No.[1] I pinned the poetry-core version in the PR/branch (not just in the lock file but also in the pyproject.toml) so you can just install from the branch via pipx or similar without having to care about the correct version.

That can also be interesting, but I mean groups, not extras. Extras can be expressed via markers, groups cannot. Groups may be out of scope because PEP 735 is still a draft, but on the other side PDM, Poetry and uv all support groups (if I am not wrong) so they will have to handle it somehow - if necessary in the tool section.


  1. The latest main is not compatible yet because it requires another PR first that is still under review. You need an older version of main. ↩︎

This section recently came up in a discussion on the pip issue tracker, and it left me with a question about locking build requirements (apologies if this is already answered, it’s a long thread, I did try searching it).

Let’s say I have two source distribution packages “foo” and “bar”, and they both have a build requirements on “setuptools>50”, is it possible for me to create the lock file such that “foo” is locked to “setuptools 59.8.0” and bar is locked to “setuptools 73.0.1”?

2 Likes

Another question with regard to build requirement locking, triggered by the same issue on the pip tracker. How would recursive build requirements be handled? For example, if a project requires a build backend of foo-build, locked in [[packages.build-requires]], and foo-build is only available as source, and uses another build backend for its build (let’s say flit, just to avoid a long chain of what-ifs), how would the locked version of flit which needs to be used to build the locked version of foo-build be specified?

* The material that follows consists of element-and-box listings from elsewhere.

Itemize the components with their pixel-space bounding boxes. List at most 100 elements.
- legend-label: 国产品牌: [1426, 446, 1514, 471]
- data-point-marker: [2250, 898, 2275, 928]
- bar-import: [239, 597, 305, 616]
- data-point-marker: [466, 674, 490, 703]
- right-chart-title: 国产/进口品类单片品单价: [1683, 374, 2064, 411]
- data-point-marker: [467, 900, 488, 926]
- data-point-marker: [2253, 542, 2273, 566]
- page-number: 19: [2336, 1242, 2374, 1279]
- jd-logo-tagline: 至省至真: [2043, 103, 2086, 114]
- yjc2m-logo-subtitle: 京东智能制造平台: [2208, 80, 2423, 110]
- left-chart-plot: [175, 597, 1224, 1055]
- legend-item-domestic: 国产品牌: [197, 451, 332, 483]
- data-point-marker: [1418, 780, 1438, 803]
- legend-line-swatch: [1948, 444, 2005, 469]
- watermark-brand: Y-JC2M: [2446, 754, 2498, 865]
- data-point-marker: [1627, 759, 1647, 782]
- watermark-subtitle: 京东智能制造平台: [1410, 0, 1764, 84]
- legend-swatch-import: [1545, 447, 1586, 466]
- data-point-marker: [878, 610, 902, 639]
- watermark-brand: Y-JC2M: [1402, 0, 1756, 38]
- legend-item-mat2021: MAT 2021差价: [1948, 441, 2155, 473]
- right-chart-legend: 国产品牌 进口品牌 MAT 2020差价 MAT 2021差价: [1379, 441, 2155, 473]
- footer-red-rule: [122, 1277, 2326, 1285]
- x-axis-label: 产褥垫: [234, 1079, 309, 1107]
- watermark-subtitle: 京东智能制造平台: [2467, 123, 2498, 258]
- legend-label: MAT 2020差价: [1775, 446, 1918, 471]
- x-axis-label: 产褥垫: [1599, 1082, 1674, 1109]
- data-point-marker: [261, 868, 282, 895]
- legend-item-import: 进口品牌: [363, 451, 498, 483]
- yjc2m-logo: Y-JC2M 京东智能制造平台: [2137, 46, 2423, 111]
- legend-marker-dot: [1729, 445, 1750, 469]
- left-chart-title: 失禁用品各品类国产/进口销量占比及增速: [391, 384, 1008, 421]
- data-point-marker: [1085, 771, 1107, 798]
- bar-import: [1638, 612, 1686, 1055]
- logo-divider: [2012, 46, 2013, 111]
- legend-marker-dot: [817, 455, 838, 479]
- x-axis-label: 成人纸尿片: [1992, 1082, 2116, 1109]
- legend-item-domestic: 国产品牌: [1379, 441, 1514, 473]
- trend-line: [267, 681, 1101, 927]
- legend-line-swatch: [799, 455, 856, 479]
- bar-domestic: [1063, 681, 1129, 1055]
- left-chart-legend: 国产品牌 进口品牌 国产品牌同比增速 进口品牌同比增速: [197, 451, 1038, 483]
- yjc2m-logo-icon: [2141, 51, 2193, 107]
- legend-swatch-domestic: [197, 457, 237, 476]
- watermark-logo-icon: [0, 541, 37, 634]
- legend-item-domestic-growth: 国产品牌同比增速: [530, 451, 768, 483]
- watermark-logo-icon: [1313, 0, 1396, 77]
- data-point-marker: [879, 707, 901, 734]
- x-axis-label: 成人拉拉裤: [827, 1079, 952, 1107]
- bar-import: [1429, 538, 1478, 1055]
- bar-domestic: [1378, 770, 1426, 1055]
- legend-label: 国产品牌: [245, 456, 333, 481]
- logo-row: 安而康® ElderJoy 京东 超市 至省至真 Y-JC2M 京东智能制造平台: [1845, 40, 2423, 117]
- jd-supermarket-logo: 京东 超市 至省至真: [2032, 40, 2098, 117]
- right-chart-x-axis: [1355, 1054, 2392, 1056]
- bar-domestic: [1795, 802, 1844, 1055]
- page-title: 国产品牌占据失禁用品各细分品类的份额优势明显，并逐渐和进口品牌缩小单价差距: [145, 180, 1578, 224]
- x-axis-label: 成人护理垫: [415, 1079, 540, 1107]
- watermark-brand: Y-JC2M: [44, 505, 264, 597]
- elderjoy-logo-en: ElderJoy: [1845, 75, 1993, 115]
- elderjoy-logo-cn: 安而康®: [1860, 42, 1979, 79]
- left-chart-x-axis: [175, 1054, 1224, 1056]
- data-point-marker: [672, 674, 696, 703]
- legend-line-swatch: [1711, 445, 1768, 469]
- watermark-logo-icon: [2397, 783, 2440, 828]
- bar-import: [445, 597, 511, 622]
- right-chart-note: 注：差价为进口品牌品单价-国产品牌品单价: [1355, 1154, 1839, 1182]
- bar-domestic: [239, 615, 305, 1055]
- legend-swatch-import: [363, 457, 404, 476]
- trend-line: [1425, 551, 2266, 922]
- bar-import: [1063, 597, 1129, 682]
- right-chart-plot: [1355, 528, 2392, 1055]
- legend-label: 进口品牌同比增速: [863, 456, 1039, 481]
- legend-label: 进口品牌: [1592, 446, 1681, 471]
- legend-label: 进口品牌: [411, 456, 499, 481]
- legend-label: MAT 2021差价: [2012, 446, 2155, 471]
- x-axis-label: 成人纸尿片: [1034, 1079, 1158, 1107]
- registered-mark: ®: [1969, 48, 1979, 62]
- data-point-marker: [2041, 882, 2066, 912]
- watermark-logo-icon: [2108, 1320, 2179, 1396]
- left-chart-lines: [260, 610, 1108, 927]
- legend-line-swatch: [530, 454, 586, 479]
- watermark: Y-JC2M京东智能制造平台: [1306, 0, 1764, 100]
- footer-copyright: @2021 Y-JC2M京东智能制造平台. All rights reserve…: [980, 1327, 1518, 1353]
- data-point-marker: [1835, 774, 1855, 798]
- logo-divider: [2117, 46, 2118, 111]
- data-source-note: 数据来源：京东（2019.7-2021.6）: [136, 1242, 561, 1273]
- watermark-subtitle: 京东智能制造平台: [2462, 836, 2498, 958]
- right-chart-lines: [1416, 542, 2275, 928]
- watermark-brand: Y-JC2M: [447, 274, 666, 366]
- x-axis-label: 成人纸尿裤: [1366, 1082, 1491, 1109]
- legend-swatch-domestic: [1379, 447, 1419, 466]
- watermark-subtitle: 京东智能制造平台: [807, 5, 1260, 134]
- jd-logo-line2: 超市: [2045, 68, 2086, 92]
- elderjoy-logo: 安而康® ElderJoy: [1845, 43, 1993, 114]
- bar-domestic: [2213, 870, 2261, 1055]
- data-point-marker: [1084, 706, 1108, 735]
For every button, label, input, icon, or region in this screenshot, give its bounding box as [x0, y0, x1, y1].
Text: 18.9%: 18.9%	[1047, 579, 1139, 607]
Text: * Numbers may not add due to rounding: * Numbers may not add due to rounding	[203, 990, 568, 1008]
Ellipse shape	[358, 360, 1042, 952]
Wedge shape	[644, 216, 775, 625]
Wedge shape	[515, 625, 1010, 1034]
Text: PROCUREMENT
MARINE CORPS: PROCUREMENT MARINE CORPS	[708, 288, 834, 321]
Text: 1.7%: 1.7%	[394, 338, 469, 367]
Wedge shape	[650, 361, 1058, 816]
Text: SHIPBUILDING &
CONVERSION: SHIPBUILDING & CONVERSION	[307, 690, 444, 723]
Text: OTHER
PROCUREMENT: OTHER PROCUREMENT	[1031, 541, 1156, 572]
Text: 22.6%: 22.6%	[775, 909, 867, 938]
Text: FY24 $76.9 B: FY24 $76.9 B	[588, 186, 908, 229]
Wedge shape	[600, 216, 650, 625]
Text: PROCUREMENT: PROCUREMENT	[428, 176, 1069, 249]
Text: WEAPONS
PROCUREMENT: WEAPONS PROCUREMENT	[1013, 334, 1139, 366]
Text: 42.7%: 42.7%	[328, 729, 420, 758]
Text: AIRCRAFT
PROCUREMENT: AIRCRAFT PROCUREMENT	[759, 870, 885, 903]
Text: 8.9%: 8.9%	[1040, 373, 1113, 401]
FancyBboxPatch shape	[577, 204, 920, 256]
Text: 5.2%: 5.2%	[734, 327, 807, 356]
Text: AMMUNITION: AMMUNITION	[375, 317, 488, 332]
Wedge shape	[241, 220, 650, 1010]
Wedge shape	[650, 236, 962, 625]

And in theory, that chain of build dependencies can be arbitrarily deep…

2 Likes

More on the whole can of worms that is bootstrapping: Bootstrapping problem (how to bootstrap all-source environments) · Issue #342 · pypa/packaging-problems · GitHub

That did make me realise that it isn’t clear to me how any of the lockers cope with dependency cycles (even for runtime deps). Do they just truncate the tree from the point where the backlink is detected, adding in any relevant environment markers?